When she found out why, she said it was a good move.
“I didn’t know about it, but I think it’s really cool they’re taking a stand to show that type of behavior isn’t OK,” Lorenz said.
“I think it’s honorable, and I think a lot of companies can learn a thing or two from that,” she said. “People could see that if we all come together and had some more ideas and supported each other like that then it could make the world a better place.”
Starbucks Corporation closed more than 8,000 locations across the country on Tuesday afternoon for “racial-bias education” for the staff, which could cost the Seattle-based coffee chain an estimated $12 million in revenue.
Starbucks, mocked three years ago for suggesting employees discuss racial issues with customers, asked workers Tuesday to talk about race with each other.
It was part of the coffee chain’s anti-bias training, created after the arrest of two black men in a Philadelphia Starbucks six weeks ago. The chain apologized but also took the dramatic step of closing its stores early for the sessions.
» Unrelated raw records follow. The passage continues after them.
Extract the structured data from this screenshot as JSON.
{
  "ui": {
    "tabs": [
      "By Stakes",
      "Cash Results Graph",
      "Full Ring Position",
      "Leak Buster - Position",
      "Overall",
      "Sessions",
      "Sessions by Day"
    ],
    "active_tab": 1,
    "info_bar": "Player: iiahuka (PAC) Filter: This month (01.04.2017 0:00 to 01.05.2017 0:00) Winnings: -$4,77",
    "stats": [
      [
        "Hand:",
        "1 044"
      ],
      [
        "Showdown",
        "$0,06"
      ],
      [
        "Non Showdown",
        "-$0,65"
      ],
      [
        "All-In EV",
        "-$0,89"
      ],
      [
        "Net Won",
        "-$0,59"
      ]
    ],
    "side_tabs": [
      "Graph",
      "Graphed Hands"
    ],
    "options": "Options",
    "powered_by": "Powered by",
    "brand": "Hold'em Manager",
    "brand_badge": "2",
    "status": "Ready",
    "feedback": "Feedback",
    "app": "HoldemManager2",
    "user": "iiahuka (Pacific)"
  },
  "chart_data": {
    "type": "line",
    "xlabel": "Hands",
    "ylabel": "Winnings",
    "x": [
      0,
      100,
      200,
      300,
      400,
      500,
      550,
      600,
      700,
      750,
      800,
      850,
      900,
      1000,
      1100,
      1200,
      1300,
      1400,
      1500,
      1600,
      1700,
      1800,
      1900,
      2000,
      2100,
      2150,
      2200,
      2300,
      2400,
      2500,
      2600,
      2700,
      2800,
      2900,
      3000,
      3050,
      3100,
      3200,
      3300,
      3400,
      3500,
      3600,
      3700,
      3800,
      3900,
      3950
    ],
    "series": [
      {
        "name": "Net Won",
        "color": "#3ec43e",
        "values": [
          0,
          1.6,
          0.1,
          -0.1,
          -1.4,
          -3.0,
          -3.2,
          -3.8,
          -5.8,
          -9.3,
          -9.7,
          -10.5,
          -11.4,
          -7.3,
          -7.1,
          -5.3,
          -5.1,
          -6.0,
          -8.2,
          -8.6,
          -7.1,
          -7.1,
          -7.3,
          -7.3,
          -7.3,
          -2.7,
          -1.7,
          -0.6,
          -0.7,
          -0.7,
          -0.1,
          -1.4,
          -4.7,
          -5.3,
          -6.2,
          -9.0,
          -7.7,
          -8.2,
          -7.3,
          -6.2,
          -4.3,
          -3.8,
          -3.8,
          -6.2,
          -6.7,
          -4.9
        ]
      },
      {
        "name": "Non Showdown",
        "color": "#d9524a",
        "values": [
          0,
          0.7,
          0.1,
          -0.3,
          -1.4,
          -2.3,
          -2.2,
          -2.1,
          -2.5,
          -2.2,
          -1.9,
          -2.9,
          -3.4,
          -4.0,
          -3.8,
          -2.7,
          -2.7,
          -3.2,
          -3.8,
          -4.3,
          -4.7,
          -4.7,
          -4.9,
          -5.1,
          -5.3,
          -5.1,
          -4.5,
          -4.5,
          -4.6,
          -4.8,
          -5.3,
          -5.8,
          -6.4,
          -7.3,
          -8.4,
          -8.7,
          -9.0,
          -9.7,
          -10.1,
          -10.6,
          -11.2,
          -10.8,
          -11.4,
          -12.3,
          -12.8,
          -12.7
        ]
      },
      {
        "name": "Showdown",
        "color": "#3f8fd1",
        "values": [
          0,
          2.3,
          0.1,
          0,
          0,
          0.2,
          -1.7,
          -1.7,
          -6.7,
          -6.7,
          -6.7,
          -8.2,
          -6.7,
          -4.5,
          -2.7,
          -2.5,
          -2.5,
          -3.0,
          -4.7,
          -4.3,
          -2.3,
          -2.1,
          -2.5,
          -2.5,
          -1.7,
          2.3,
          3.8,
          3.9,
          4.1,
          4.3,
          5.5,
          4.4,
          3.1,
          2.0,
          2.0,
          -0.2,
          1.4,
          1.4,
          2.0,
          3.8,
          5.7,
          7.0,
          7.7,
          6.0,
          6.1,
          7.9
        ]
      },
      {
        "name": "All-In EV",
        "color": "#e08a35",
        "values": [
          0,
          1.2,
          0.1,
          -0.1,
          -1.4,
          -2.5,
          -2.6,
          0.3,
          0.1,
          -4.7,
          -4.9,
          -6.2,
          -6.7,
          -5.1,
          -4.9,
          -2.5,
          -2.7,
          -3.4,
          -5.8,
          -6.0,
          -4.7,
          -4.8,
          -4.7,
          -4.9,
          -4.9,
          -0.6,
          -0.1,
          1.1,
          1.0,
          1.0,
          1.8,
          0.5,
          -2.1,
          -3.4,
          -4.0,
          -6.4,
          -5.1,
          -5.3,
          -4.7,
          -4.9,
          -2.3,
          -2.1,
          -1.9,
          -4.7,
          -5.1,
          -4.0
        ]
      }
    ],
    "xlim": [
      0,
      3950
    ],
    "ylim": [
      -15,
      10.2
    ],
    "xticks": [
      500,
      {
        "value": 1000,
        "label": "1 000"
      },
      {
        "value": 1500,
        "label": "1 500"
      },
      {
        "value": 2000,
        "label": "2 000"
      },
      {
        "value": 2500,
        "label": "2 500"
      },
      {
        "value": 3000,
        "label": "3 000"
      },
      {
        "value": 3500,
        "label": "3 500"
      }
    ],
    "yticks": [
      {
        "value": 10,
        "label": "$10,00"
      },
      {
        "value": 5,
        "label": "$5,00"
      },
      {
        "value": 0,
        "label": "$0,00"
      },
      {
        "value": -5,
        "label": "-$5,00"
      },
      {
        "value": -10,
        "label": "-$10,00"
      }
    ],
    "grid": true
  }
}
But still to be seen is whether the training, developed with the NAACP Legal Defense and Education Fund and other groups, will prevent another embarrassing incident.
“This is not science, this is human behavior,” said Starbucks Chairman Howard Schultz. He called it the first step of many.
The training was personal, asking workers to break into small groups to talk about their experiences with race. According to training materials provided by the company, they were also asked to pair up with a co-worker and list the ways they “are different from each other.” A guidebook reminds people to “listen respectfully” and tells them to stop any conversations that get derailed.
A sign on front of the closed door to the Lihue Starbucks said: “Today our store is reconnecting with our mission and with each other. We are sharing ideas about how to make Starbucks even more welcoming.”
Iris Cassidy of Koloa stopped by the Lihue store to pick up lunch for her co-workers, but she didn’t know when the coffeehouse closure was to going to take place.
“If they’re working together to actually do that, it makes a big difference,” Cassidy said. “It helps people open their eyes a little bit more to what’s really going on.”
“Sometimes what goes on in life is more important than money, and this is a good way of showing it,” she added.
Keahi Kuahiwi of Kapaa was sitting at a table with friends outside the closed store Tuesday and thought maybe the location was closed for remodeling.
“I think it’s a solid business move,” Kuahiwi said. “To state that you’re not racist is a good statement to make too, especially if they mean it.”
He meets at Starbucks frequently with friends and was glad the store left their Wi-Fi connection available.
“I don’t mind that they’re closed and think it’s a good reason actually,” he added.